Filippa laced her fingers through mine. I squeezed her hand, grateful for something to hold on to.
“We are here,” Holinshed said, “to honor the memory of a remarkable young man, whom all of you knew.” He cleared his throat, folded his hands behind his back, and for a moment looked down at the ground. “How best to remember Richard?” he asked. “He is not the sort of person who will soon fade from your memories. He was, you might say, larger than life. It does not seem far-fetched to think that he is larger than death also. Of whom does this remind you?” He paused again, chewed on his lip. “It is impossible not to think of Shakespeare when one thinks of Richard. He has appeared on our stage many times, in many roles. But there is one role we never had the opportunity to see him play. Those of you who knew him well will likely agree he would have made a fine Henry Five. I, for one, feel cheated.”
Gwendolyn’s bangles jingled as she lifted her hand to her mouth. Tears rolled down her face, dragging long streaks of smeared mascara with them.
“Henry the Fifth is one of Shakespeare’s best beloved and most troublesome heroes, much as Richard was one of ours. They will, I think, be similarly lamented.” Holinshed reached into the deep pocket of his overcoat, feeling for something. As he searched for it, he said, “Before I read this, I must ask Richard’s fellow thespians to forgive me. I have never pretended to be an actor, but I wish to pay my respects, and I hope that, given the circumstances, both you and he will find it in your hearts to forgive me for my poor delivery.” There was a breathy murmur of laughter. Holinshed unfolded a sheet of paper from his pocket. I heard a rustle of fabric and looked sideways. Alexander had taken Filippa’s other hand. He stared straight forward, jaw jutting out.
Holinshed: “Hung be the heavens with black: yield, day, to night!

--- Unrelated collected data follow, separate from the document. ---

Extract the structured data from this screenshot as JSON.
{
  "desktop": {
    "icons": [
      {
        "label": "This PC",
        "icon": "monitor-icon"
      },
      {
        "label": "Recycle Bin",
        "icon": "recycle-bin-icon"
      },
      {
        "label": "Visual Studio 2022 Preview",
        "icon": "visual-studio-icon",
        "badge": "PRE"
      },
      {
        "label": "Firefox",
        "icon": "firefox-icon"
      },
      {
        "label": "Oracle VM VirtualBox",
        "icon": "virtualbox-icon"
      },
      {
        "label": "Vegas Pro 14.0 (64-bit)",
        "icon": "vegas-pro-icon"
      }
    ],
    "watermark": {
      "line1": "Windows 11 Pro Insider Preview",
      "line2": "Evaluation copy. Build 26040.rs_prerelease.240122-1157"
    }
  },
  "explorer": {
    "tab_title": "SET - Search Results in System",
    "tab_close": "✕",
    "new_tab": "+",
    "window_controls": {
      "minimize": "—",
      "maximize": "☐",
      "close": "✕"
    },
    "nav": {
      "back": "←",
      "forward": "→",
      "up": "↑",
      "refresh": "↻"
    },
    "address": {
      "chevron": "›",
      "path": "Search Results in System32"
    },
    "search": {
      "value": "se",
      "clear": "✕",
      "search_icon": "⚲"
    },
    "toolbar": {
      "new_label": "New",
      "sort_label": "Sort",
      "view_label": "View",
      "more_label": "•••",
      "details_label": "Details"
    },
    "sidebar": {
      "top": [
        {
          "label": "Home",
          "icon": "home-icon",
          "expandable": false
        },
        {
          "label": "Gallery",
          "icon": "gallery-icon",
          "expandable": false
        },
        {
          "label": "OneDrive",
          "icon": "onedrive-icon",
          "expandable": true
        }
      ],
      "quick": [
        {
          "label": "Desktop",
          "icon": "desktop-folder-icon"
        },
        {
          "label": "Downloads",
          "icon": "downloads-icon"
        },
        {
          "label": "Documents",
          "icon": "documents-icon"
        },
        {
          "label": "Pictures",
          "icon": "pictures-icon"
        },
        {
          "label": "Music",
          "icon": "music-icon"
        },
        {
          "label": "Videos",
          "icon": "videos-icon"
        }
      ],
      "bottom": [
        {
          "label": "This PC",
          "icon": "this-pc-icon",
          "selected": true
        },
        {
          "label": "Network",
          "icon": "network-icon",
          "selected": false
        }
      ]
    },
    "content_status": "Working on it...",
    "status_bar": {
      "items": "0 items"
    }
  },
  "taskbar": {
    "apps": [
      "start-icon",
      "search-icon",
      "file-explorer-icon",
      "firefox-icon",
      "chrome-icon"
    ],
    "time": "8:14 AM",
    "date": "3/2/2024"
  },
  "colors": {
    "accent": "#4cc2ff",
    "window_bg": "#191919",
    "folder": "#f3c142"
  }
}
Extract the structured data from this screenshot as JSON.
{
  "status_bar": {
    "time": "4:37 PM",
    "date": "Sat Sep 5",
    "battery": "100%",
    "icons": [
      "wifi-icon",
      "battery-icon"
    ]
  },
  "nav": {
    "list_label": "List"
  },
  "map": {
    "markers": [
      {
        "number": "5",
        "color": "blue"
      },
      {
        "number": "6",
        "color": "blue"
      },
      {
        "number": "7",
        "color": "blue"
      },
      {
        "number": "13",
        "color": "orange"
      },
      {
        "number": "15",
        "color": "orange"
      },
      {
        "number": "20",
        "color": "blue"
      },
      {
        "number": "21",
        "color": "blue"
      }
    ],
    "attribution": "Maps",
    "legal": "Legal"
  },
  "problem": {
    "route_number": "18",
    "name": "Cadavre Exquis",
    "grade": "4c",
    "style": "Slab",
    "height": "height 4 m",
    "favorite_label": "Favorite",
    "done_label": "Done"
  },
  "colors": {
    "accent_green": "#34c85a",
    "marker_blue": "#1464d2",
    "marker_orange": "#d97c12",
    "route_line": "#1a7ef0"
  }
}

Comets, importing change of times and states,
Brandish your crystal tresses in the sky,
And with them scourge the bad revolting stars
That have consented unto Henry’s death.
England ne’er lost a king of so much worth.”
He frowned, crumpled the paper and returned it to his pocket.
“Dellecher never lost such a student,” he said. “Let us remember Richard well, as he would have wanted. It is my honor to unveil for you his portrait, which from today forward will hang in the lobby of the Archibald Dellecher Theatre.”
He reached over to pull the limp black cloth off the easel. Richard’s face emerged from behind it—it was his Caesar portrait, what it had looked like before it was recolored and resized—and my heart leapt up into my throat. I felt myself step off the dock again, plunge down into the frigid water of the lake. He glared across the beach at us—imperious, enraged, in some abhorrent way alive. I gripped Filippa’s hand so hard her knuckles went white. Holinshed was wrong: Richard didn’t want to be remembered well—he had never been so forgiving. He wanted to wreak havoc on the rest of us.
“I can only say so much on Richard’s behalf,” Holinshed went on, but I barely heard him. “I did not have the privilege of knowing him as well as many of you. So I will step aside, and let someone nearer and dearer speak for him now.”
He finished without any grander gesture and retreated from the podium. I glanced down the bench in dismay, but Meredith hadn’t moved. She sat, ashen-faced, with Alexander’s left hand in her lap, clutched tightly between both of hers. Four of us were linked now, like dolls in a paper chain. I could feel Filippa’s pulse between my fingers and loosened my grip.
A soft susurration made me look the other way. Wren was on her feet and moving toward the podium. When she got there she was barely visible, a pale face and fine blond hair hovering just above the microphone.
“Richard and I never had siblings, so we were closer than most cousins,” she said. “Dean Holinshed was right to say that he was larger than life. But not everybody liked that about him. I know actually that a lot of you didn’t like him at all.” She looked up, but not at any of us. Her voice was small and unsteady, but her eyes were dry. “To be perfectly honest with you, sometimes I don’t—didn’t—like him either. Richard wasn’t an easy person to like. But he was an easy person to love.”
On the bench across from ours Mrs. Stirling cried silently, one hand clutching the collar of her coat. Her husband sat with his fists balled up between his knees.
“Oh, God,” Alexander muttered. “I can’t do this.”
Meredith dug her fingernails into his wrist. I bit my tongue, clenched my teeth so tight I thought they would crack.
“The idea that I would have to … let go of him, before we were old and falling to bits, never even occurred to me,” Wren went on, picking her words one by one, like a child stepping from stone to stone to cross a stream. “But it doesn’t just feel like I’ve lost a cousin. It feels like I’ve lost part of myself.” She let out a tragic sort of laugh.